Watch: Rohingya Migrant Boat Accepted in Indonesian Waters
Malaysia Prime Minister Najib Razak on Friday also ordered the Royal Malaysian Navy and Maritime Enforcement Agency to "conduct search and rescue efforts for Rohingya boats," according to a Facebook post, which stressed "We have to prevent the loss of life."
Malaysian Foreign Minister Anifah Aman and Indonesian Foreign Minister Retno Marsudi will discuss the meeting Thursday with Myanmar officials in Myanmar's capital, Naypyidaw. A broader regional summit is set to be held next Friday.
The U.S. State Department welcomed the governments' decision to "uphold their responsibilities under international law," according to spokeswoman Marie Harf. She also said Washington will help the U.N. set up protection centers and consider requests to resettle some of the refugees.
"The U.S. stands ready to help the countries of the region bear the burden and save lives today.

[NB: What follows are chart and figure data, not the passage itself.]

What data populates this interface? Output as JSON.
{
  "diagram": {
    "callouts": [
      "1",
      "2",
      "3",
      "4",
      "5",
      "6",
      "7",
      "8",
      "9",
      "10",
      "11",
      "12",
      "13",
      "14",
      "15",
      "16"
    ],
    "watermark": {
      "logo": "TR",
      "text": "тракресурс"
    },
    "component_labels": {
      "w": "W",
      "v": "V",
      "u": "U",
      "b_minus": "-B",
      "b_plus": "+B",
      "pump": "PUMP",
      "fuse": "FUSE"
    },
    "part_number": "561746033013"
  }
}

We have a common obligation to answer the call of these migrants who have risked their lives at sea," Harf said Wednesday at a regular briefing in Washington.
Thailand takes action
The migrant crisis intensified earlier this month when Thailand disrupted longstanding human trafficking networks that targeted Rohingya. The people smugglers fled, leaving thousands of boat people adrift at sea.
The governments of Malaysia, Indonesia and Thailand were strongly criticized for initially pushing back the boats of refugees. The governments were fearful their shores would be flooded with impoverished migrants if the boat people were allowed to disembark.
Myanmar also has received international criticism for its role in the crisis. The predominantly Buddhist country denies citizenship and many other basic human rights to the mainly Muslim Rohingya group.
The stateless group's fate has worsened since an outbreak of religious violence in 2013, which left over 200 Rohingya dead. Since then, tens of thousands of Rohingya have been forced to live in filthy, overcrowded, prison-like camps in western Rakhine state.
Myanmar, also known as Burma, refrains from even referring to members of the group as Rohingya. Instead, it insists on calling them "Bengalis," and views them as illegal immigrants from neighboring Bangladesh.
The U.N. has repeatedly called for Myanmar to provide full citizenship and other rights to the Rohingya. Its statement on Tuesday called for efforts to be redoubled to "address 'push factors' and the root causes of refugee and migrant flows, including discrimination, deprivation, persecution and violations of human rights."